“Help me down, Oscar,” cried the pitying Io. “I must see how much my poor boy is hurt.”
“There is not much harm done, I think,” observed Mr. Coldstream.—“Stand up and shake yourself, Thud. There are certainly no bones broken; the road was perfectly soft. Leave off crying, Thud; tears are unworthy of any one but a baby. There seems to be very little the matter.”
“Little the matter!” howled Thud. “Would you have called the matter little if you had had your two front teeth knocked out?” and, removing his handkerchief, Thud showed a tear-stained face, with a mouthwhose beauty was by no means improved by an unsightly gap in the upper row of his teeth.
Thud carefully preserved the two teeth. Dr. Pinfold’s prediction had come true: these rare treasures, at least to their owner, were the first to be placed in the specimen bag.
CHAPTER XVI.
THE LONE VILLAGE.
Thud could not be persuaded to mount Ma Ping again. Io pleaded to be allowed to walk, at least for a part of the stage; so she and Maha descended the elephant ladder, and for an hour Thud had the howdah all to himself. Coldstream then made the lazy lad descend, to walk the rest of the way, while his sister and her attendant resumed their places. Thud grumbled not a little, and thought the stage interminable. However, the halting-place for the night was reached at last: it was under a thick banyan tree, whose dense foliage would protect from the night dews those who had to sleep on the ground. The servants were busy pitching the small tent which Coldstream had brought for his wife.
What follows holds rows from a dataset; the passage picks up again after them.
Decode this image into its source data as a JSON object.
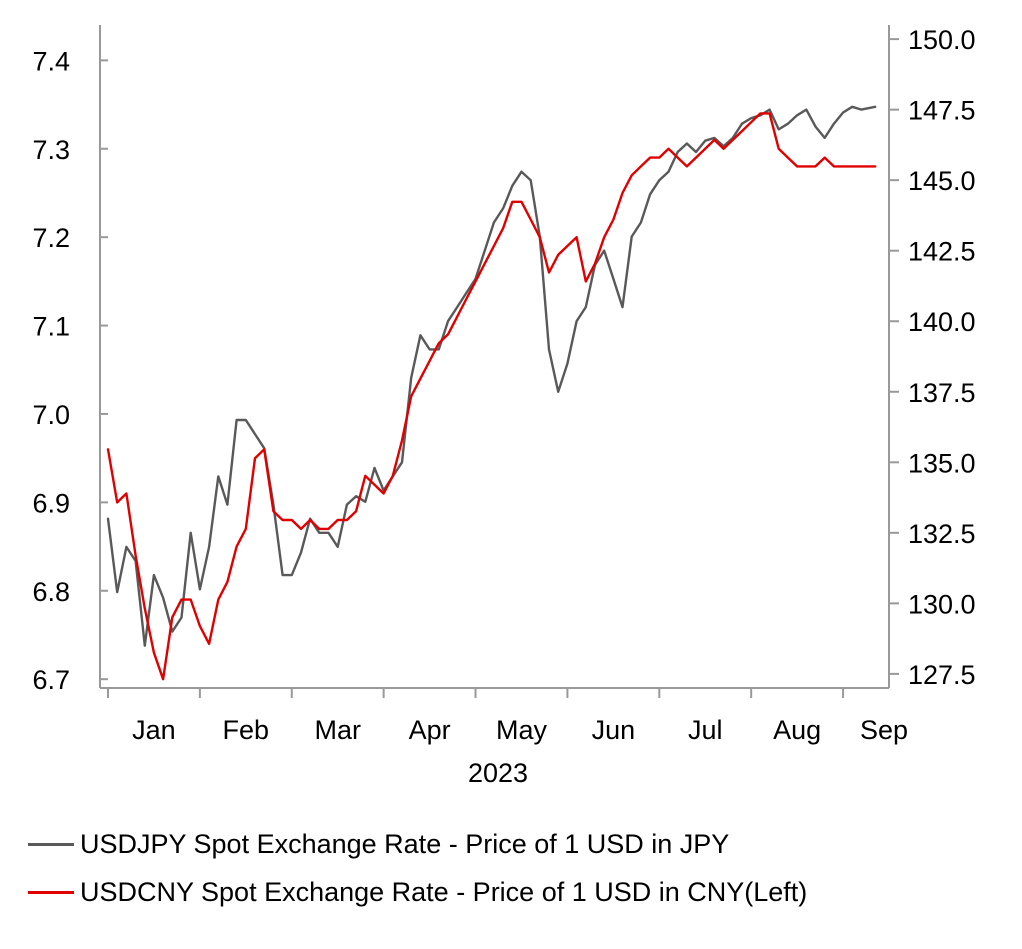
{
  "chart_data": {
    "type": "line",
    "title": "",
    "year_label": "2023",
    "x_categories": [
      "Jan",
      "Feb",
      "Mar",
      "Apr",
      "May",
      "Jun",
      "Jul",
      "Aug",
      "Sep"
    ],
    "left_axis": {
      "ylim": [
        6.69,
        7.44
      ],
      "ticks": [
        "6.7",
        "6.8",
        "6.9",
        "7.0",
        "7.1",
        "7.2",
        "7.3",
        "7.4"
      ]
    },
    "right_axis": {
      "ylim": [
        127.0,
        150.5
      ],
      "ticks": [
        "127.5",
        "130.0",
        "132.5",
        "135.0",
        "137.5",
        "140.0",
        "142.5",
        "145.0",
        "147.5",
        "150.0"
      ]
    },
    "series": [
      {
        "name": "USDJPY Spot Exchange Rate - Price of 1 USD in JPY",
        "axis": "right",
        "color": "#595959",
        "x": [
          0.0,
          0.1,
          0.2,
          0.3,
          0.4,
          0.5,
          0.6,
          0.7,
          0.8,
          0.9,
          1.0,
          1.1,
          1.2,
          1.3,
          1.4,
          1.5,
          1.6,
          1.7,
          1.8,
          1.9,
          2.0,
          2.1,
          2.2,
          2.3,
          2.4,
          2.5,
          2.6,
          2.7,
          2.8,
          2.9,
          3.0,
          3.1,
          3.2,
          3.3,
          3.4,
          3.5,
          3.6,
          3.7,
          3.8,
          3.9,
          4.0,
          4.1,
          4.2,
          4.3,
          4.4,
          4.5,
          4.6,
          4.7,
          4.8,
          4.9,
          5.0,
          5.1,
          5.2,
          5.3,
          5.4,
          5.5,
          5.6,
          5.7,
          5.8,
          5.9,
          6.0,
          6.1,
          6.2,
          6.3,
          6.4,
          6.5,
          6.6,
          6.7,
          6.8,
          6.9,
          7.0,
          7.1,
          7.2,
          7.3,
          7.4,
          7.5,
          7.6,
          7.7,
          7.8,
          7.9,
          8.0,
          8.1,
          8.2,
          8.35
        ],
        "values": [
          133.0,
          130.4,
          132.0,
          131.5,
          128.5,
          131.0,
          130.2,
          129.0,
          129.5,
          132.5,
          130.5,
          132.0,
          134.5,
          133.5,
          136.5,
          136.5,
          136.0,
          135.5,
          133.5,
          131.0,
          131.0,
          131.8,
          133.0,
          132.5,
          132.5,
          132.0,
          133.5,
          133.8,
          133.6,
          134.8,
          134.0,
          134.5,
          135.0,
          138.0,
          139.5,
          139.0,
          139.0,
          140.0,
          140.5,
          141.0,
          141.5,
          142.5,
          143.5,
          144.0,
          144.8,
          145.3,
          145.0,
          143.0,
          139.0,
          137.5,
          138.5,
          140.0,
          140.5,
          142.0,
          142.5,
          141.5,
          140.5,
          143.0,
          143.5,
          144.5,
          145.0,
          145.3,
          146.0,
          146.3,
          146.0,
          146.4,
          146.5,
          146.2,
          146.5,
          147.0,
          147.2,
          147.3,
          147.5,
          146.8,
          147.0,
          147.3,
          147.5,
          146.9,
          146.5,
          147.0,
          147.4,
          147.6,
          147.5,
          147.6
        ],
        "x_note": "x in month units (0 = start of Jan axis)"
      },
      {
        "name": "USDCNY Spot Exchange Rate - Price of 1 USD in CNY(Left)",
        "axis": "left",
        "color": "#e00000",
        "x": [
          0.0,
          0.1,
          0.2,
          0.3,
          0.4,
          0.5,
          0.6,
          0.7,
          0.8,
          0.9,
          1.0,
          1.1,
          1.2,
          1.3,
          1.4,
          1.5,
          1.6,
          1.7,
          1.8,
          1.9,
          2.0,
          2.1,
          2.2,
          2.3,
          2.4,
          2.5,
          2.6,
          2.7,
          2.8,
          2.9,
          3.0,
          3.1,
          3.2,
          3.3,
          3.4,
          3.5,
          3.6,
          3.7,
          3.8,
          3.9,
          4.0,
          4.1,
          4.2,
          4.3,
          4.4,
          4.5,
          4.6,
          4.7,
          4.8,
          4.9,
          5.0,
          5.1,
          5.2,
          5.3,
          5.4,
          5.5,
          5.6,
          5.7,
          5.8,
          5.9,
          6.0,
          6.1,
          6.2,
          6.3,
          6.4,
          6.5,
          6.6,
          6.7,
          6.8,
          6.9,
          7.0,
          7.1,
          7.2,
          7.3,
          7.4,
          7.5,
          7.6,
          7.7,
          7.8,
          7.9,
          8.0,
          8.1,
          8.2,
          8.35
        ],
        "values": [
          6.96,
          6.9,
          6.91,
          6.84,
          6.78,
          6.73,
          6.7,
          6.77,
          6.79,
          6.79,
          6.76,
          6.74,
          6.79,
          6.81,
          6.85,
          6.87,
          6.95,
          6.96,
          6.89,
          6.88,
          6.88,
          6.87,
          6.88,
          6.87,
          6.87,
          6.88,
          6.88,
          6.89,
          6.93,
          6.92,
          6.91,
          6.93,
          6.97,
          7.02,
          7.04,
          7.06,
          7.08,
          7.09,
          7.11,
          7.13,
          7.15,
          7.17,
          7.19,
          7.21,
          7.24,
          7.24,
          7.22,
          7.2,
          7.16,
          7.18,
          7.19,
          7.2,
          7.15,
          7.17,
          7.2,
          7.22,
          7.25,
          7.27,
          7.28,
          7.29,
          7.29,
          7.3,
          7.29,
          7.28,
          7.29,
          7.3,
          7.31,
          7.3,
          7.31,
          7.32,
          7.33,
          7.34,
          7.34,
          7.3,
          7.29,
          7.28,
          7.28,
          7.28,
          7.29,
          7.28,
          7.28,
          7.28,
          7.28,
          7.28
        ],
        "x_note": "x in month units (0 = start of Jan axis)"
      }
    ]
  }
}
“I can’t sleep on the bare earth,” said Thud doggedly; “it is so hard, and I should catch my death of cold.”
“I am going to sleep on the ground,” observed Oscar. “We have plenty of rugs and wraps. I have often made my bed beneath a tree.”
“You, I daresay; but I’m different. I’ve a theory that development of brain makes the bodily frame more delicate, and that philosophers need to sleep softer and fare better than other men.”